I have no answer but I can share my own experience with streaks in the furthest possible extreme from my above example. Since bowling is now back for me, I get many opportunities to shoot the 10 pin. The 10 pin usually happens on a pocket strike ball that comes in a tad too light and the 6 pin whirls around furthest back right pin leaving it standing. For a right handed bowler, it’s the most difficult non-split pin to pick up. I’ve spent many years practicing it and think I should be about 60+% picking it up. For a stretch of time recently, I missed 10 in a row. It was unexplainable. I’d throw it in the gutter. Miss too far to the left. It was unbelievably frustrating because a strike ball turns into an open and opens KILL the average. For some unknown reason more recently, I’ve hit about 8 in a row. No changes to my approach for hitting it. Nothing different except the streak.

Since Sam put up his chess post I started playing a bit more because no one throws out a challenge that I think I can win and gets away scot free. I didn’t play 5 minute games but I wanted to improve my rating. Unfortunately the opposite happened and I played worse than ever. My usual 1500 rating dropped all the way down to 1330. What readers don’t understand is that your rating is a measure of your intelligence. It’s a pride factor whether you want to admit it or not IF you want to care about it. If you don’t care about getting better, what difference does it make? So I spent some time playing and was continuously getting worse. For a guy whose played 19,000 games in 10 years, you wouldn’t think I’d be getting dramatically worse.

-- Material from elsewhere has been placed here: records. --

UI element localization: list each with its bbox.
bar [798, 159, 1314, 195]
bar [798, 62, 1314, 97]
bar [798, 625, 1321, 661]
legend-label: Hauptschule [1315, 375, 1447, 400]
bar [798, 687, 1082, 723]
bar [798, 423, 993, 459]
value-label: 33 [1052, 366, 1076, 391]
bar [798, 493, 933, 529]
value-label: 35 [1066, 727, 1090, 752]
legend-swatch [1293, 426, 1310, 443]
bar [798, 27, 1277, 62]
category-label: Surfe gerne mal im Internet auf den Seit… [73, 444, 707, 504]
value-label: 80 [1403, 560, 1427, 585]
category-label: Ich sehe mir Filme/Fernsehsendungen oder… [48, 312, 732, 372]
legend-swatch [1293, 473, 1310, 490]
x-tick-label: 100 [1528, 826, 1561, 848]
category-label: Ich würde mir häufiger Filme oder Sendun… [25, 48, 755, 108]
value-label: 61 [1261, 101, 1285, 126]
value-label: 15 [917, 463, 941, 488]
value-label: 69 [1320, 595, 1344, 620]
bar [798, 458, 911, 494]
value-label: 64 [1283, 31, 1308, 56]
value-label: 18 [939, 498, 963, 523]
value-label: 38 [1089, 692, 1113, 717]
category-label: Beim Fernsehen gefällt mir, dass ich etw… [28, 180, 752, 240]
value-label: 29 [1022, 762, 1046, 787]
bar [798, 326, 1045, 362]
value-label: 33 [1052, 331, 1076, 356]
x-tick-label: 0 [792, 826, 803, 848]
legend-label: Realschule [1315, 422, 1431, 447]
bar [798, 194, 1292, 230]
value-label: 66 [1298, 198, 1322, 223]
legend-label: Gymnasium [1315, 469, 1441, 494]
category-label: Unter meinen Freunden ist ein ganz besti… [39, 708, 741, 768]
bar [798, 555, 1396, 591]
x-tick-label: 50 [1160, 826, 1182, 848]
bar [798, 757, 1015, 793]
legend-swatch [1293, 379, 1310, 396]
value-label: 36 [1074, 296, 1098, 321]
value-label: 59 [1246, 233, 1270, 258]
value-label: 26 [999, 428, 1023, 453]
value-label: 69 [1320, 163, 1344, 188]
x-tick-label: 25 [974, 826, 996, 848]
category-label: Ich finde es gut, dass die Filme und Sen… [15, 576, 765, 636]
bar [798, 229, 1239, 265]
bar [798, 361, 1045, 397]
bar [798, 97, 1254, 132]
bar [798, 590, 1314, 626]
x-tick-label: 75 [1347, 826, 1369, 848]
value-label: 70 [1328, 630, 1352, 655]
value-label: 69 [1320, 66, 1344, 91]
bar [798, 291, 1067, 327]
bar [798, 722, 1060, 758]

I was 300 points off my highest rating only 5 months ago. However, In the past 2 days I went from 1330 back to 1475. Nothing changed. Was I not feeling well? Was I playing while having a few beers or on an edible? Is that the difference? It’s unexplainable aside from outside forces in life affects the performance. Perhaps the subtlest change makes major difference. Could this be why Tom Brady is the greatest because he minimizes these factors so that they are 0. Just a thought to high level competition.